Paydaş kapitalizmi, kapitalizmi herkesi kucaklayan
bir şeye dönüştürme çabasıdır.
İsviçre’nin Davos kentinde her yıl düzenlenen
toplantının ellincisinde Dünya Ekonomi Forumu’nun kurucusu Klaus Schwab’ın
mesajının özünü “paydaş kapitalizmi” denilen fikir oluşturuyor.
Schwab, 1972-2002 arası dönemde Cenevre
Üniversitesi’nde işletme politikası profesörü olarak çalışmış. 1979 yılından
beri ekonomistlerden oluşan bir ekibin kaleme aldığı, dünya genelinde ülkelerin
üretkenliğini artırma ve büyüme sürecini hızlandırma potansiyelini
değerlendiren, Küresel Rekabet Gücü
Raporu’nu yayımlıyor. Kariyerin ilk yıllarında Swatch Grubu, Daily Mail
Grubu ve Vontobel Holding gibi şirketlerin yönetim kurullarında yer almış.
Schwab, Bilderberg grubunun yönetim kurulunda da çalışmış bir isim. Bu grup,
serbest piyasacı Batı kapitalizmine ve dünya genelinde sahip olduğu çıkarlara
destek verme konusunda elitler arasında belirli bir uzlaşma sağlamak amacıyla 1954’ten
beri her yıl konferans düzenliyor. Bu özel toplantılara, dünyadaki büyük oyuncular
katılıyor.
Bugün Schwab, toplanma mekânı olarak iş gören, iş
dünyası, hükümetler ve üniversitelerdeki küresel elitlerin kapitalizmin işlemesi
için fikirler geliştirdikleri bir düşünce kuruluşu. Yeni AB Komisyonu Başkanı,
bu yıl söz konusu toplantıya katıldı ve orada Davos’un, “çelişkilerin çözüme
kavuştuğu, işlerin yoluna koyulduğu, ihtilafların son bulduğu yer” olduğunu
söyledi. Ayrıca başkan, dünyaya daha iyi bir gelecek sunma konusunda kendi
vizyonunu paylaştığı, ayrıca bu noktada zeki insanları bir araya getirdiği için
Klaus Schwab’a teşekkür etti.
Schwab, bizim paydaş kapitalizmine ihtiyaç
duyduğumuzu söylüyor.
“Genel
bir ifadeyle elimizde üç model mevcut. İlki, hissedar kapitalizmi. Birçok
Batılı şirketin benimsediği bu model, şirketlerin ana hedefinin kârı maksimize
etmek olduğunu söylüyor. İkinci model, devlet kapitalizmi. Sadece Çin’de değil,
birçok yeni gelişen piyasada öne çıkan bu model, hükümetlere ekonominin yönünü
tayin etme hakkı veriyor. Bu iki seçeneğin karşısında ise en fazla önerilmesi
gereken üçüncü model duruyor: benim yaklaşık elli yıl önce önerdiğim paydaş
kapitalizmi modeli, özel şirketleri toplumun yediemini olarak görüyor. Bence bu
model, günümüzde toplum ve çevre bağlamında yaşanan güçlüklere verilebilecek en
iyi cevap.”
Schwab’a göre büyük şirketler, “toplumun yediemini”

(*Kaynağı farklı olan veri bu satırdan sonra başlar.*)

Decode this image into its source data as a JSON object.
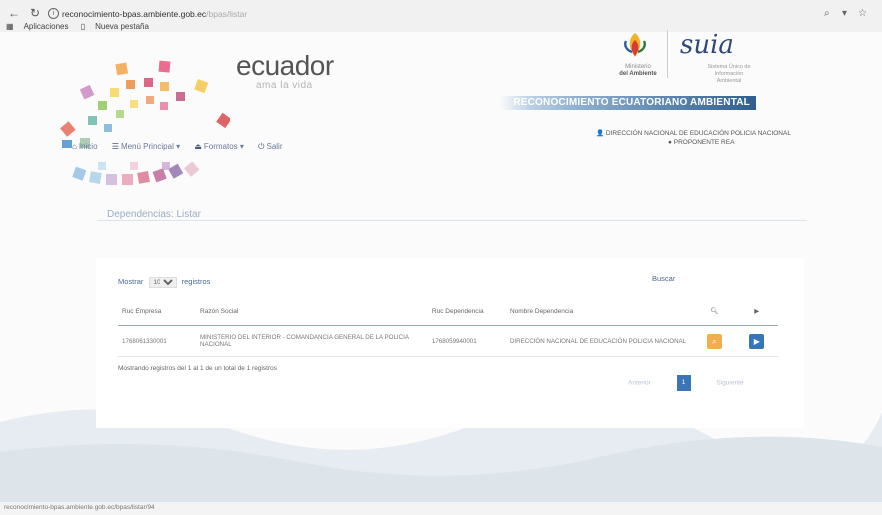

ve “günümüzde görülen toplumla ve çevreyle alakalı güçlüklerin giderilmesindeki
ana güç” olmalı. Bu anlamda günümüzde hâkim model olan hissedar kapitalizminin
yerini paydaş kapitalizmi almalı. Zira “dar görüşlü bir yaklaşımla kâra
odaklanan zihniyet, hissedar kapitalizminin giderek reel ekonomiden kopmasına
neden oldu. Bu tür bir kapitalizmin sürdürülemediğini artık birçok insan
görüyor.” Ayrıca halklar, hissedar kapitalizminin artan gelir ve servet
eşitsizliği, iklim değişikliği ve çevresel felâketler, bunun dışında, yeni
teknolojilerin artan etkisi gibi meseleleri ele alamamasına karşı tepki
geliştiriyorlar. Bu kişilere göre, “Paydaş kapitalizminin dünyanın müşterek hedeflere ulaşmasını
sağlaması mümkün.”
Peki bu paydaş kapitalizmi neyin nesi? Schwab, bu
noktada Davos Manifestosu’ndan bahsediyor. Bu manifestoda ise şirketlerin “müşterilerine
saygın ve onurlu kimseler olarak muamele etmeleri, tedarik zincirleri dâhilinde
insan haklarına saygı göstermeleri, gelecek nesiller için bugün çevrenin
hizmetkârı olarak faaliyet yürütmeleri, en önemlisi de performansı salt
hissedarların kazançları değil, iyi yönetişim hedeflerine, daha temelde çevre
ve toplumla alakalı hedeflere nasıl ulaştığı üzerinden ölçmeleri” çağrısında bulunuyor.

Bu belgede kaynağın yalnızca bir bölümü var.